Tumour behaviour in Dogs
Prevalence of cancer, which means number of diagnosed cancer cases per year, is increasing through years for a variety of reasons, but mostly because of animals living to increasingly older ages and the availability of better health care treatments. Cancer diseases stay the major cause of pet animal death. One of the big difficulties with animal cancer is that the pet cannot tell when he feels something wrong is happening, thus the owners need to bring every change to the attention of their veterinarian. Recognition of tumour related symptoms can facilitate early tumour diagnosis and treatment.
Definition of a tumour
A tumour is an abnormal growth of cells on or within the body and may be benign (slow growing, without spreading throughout the body) or malignant (aggressive, with a tendency to metastasise). Cancer can affect any area of the body or any body system. A cellular diagnosis based on a biopsy or a fine needle aspiration of the tumoral cells is required to determine the type of cancer. Each tumour type within a location has a different behaviour, treatment and prognosis.

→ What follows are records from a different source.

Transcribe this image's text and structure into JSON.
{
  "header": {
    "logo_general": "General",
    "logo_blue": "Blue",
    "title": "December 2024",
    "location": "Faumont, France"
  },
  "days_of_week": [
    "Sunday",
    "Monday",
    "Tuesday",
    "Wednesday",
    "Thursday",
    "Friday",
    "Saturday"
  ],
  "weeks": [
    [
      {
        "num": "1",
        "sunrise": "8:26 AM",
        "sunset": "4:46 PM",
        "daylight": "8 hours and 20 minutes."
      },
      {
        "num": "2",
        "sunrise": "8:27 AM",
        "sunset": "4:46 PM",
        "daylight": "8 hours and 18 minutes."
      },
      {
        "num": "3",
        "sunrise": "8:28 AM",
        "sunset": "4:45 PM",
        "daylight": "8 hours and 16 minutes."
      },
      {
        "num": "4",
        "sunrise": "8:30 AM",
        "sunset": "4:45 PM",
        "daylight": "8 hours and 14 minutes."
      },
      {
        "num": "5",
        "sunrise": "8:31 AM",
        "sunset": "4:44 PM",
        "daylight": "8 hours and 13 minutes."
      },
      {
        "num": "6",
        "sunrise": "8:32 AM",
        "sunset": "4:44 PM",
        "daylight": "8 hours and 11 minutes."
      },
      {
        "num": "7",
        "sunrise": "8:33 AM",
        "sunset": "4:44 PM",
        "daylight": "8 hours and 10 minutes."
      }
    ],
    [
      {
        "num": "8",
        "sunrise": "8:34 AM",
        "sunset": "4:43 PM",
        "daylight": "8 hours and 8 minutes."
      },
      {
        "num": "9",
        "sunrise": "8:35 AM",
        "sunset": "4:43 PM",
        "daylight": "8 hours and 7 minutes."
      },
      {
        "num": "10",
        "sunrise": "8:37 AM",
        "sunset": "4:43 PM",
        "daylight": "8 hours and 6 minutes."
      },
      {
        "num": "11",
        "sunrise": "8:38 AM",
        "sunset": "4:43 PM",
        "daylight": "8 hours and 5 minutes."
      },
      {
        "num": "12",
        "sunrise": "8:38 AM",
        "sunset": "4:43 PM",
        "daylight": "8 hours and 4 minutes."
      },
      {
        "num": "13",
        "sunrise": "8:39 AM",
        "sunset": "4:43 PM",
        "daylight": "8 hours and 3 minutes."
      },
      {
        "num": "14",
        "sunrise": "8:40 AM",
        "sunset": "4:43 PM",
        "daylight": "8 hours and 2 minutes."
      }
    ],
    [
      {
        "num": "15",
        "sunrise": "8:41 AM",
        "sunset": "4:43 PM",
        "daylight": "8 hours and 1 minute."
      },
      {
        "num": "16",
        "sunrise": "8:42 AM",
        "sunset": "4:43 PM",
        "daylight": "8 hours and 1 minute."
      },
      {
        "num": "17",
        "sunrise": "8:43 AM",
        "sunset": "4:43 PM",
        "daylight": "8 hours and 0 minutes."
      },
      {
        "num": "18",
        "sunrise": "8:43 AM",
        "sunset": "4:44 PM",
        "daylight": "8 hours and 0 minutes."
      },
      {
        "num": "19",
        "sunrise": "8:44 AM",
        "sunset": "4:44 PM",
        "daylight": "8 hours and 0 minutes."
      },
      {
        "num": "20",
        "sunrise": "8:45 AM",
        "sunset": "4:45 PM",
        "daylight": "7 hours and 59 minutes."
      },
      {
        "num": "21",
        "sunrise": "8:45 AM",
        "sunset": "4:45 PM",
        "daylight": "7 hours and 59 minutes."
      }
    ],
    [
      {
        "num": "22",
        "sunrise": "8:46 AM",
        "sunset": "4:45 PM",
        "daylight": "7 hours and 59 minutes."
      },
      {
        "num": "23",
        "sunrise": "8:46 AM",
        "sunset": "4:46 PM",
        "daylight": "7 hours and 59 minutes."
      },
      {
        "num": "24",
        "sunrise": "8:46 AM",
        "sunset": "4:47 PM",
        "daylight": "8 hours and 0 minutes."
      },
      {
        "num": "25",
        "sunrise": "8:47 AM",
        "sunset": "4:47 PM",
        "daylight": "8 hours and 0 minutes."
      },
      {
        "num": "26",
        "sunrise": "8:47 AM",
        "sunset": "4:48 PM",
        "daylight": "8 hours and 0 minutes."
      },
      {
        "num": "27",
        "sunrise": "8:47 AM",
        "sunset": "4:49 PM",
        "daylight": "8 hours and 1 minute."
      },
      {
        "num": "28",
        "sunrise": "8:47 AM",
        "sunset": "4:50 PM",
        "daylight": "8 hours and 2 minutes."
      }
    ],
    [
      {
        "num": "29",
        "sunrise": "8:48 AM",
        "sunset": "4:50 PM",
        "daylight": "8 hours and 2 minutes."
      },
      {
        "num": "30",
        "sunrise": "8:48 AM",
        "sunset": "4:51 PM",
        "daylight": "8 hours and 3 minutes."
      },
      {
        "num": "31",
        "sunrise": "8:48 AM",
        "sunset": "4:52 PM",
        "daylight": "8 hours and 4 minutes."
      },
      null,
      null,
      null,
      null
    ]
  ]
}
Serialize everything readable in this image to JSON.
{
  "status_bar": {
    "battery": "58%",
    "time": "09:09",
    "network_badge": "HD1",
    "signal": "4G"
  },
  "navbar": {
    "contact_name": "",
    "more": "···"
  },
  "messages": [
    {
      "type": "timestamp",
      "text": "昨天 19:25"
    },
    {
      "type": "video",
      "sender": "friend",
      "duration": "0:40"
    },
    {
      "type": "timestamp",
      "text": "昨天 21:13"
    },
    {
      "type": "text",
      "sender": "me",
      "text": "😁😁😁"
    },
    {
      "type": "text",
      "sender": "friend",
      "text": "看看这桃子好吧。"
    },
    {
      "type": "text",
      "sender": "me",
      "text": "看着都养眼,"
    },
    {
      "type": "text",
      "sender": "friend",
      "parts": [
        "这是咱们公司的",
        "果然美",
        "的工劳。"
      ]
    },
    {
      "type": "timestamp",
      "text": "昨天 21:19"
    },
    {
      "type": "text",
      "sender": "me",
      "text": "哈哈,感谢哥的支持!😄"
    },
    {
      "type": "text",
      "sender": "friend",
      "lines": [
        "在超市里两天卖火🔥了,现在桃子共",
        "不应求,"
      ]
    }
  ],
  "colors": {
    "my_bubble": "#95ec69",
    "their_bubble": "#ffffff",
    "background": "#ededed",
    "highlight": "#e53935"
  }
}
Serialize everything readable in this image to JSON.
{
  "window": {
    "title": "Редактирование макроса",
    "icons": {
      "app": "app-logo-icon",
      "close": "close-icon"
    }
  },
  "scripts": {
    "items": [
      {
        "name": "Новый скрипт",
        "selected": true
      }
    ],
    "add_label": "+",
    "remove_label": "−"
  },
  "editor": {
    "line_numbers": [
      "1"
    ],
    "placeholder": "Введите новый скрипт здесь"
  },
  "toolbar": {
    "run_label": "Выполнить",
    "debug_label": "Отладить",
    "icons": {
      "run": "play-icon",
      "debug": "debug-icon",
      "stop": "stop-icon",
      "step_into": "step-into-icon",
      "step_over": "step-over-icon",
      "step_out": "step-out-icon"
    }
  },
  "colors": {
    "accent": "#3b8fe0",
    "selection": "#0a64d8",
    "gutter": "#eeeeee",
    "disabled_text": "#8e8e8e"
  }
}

Clinical signs directly due to cancer
The warning signs of cancer in dogs are very similar to that in people, because they share the same types of tumour. Some common type of cancer in dogs include skin tumour, mammary gland tumour, testicular tumour, bone tumour, lymphoma... In many instances malignant tumours arising in the organs of the body will cause symptoms directly related to the location of the tumour.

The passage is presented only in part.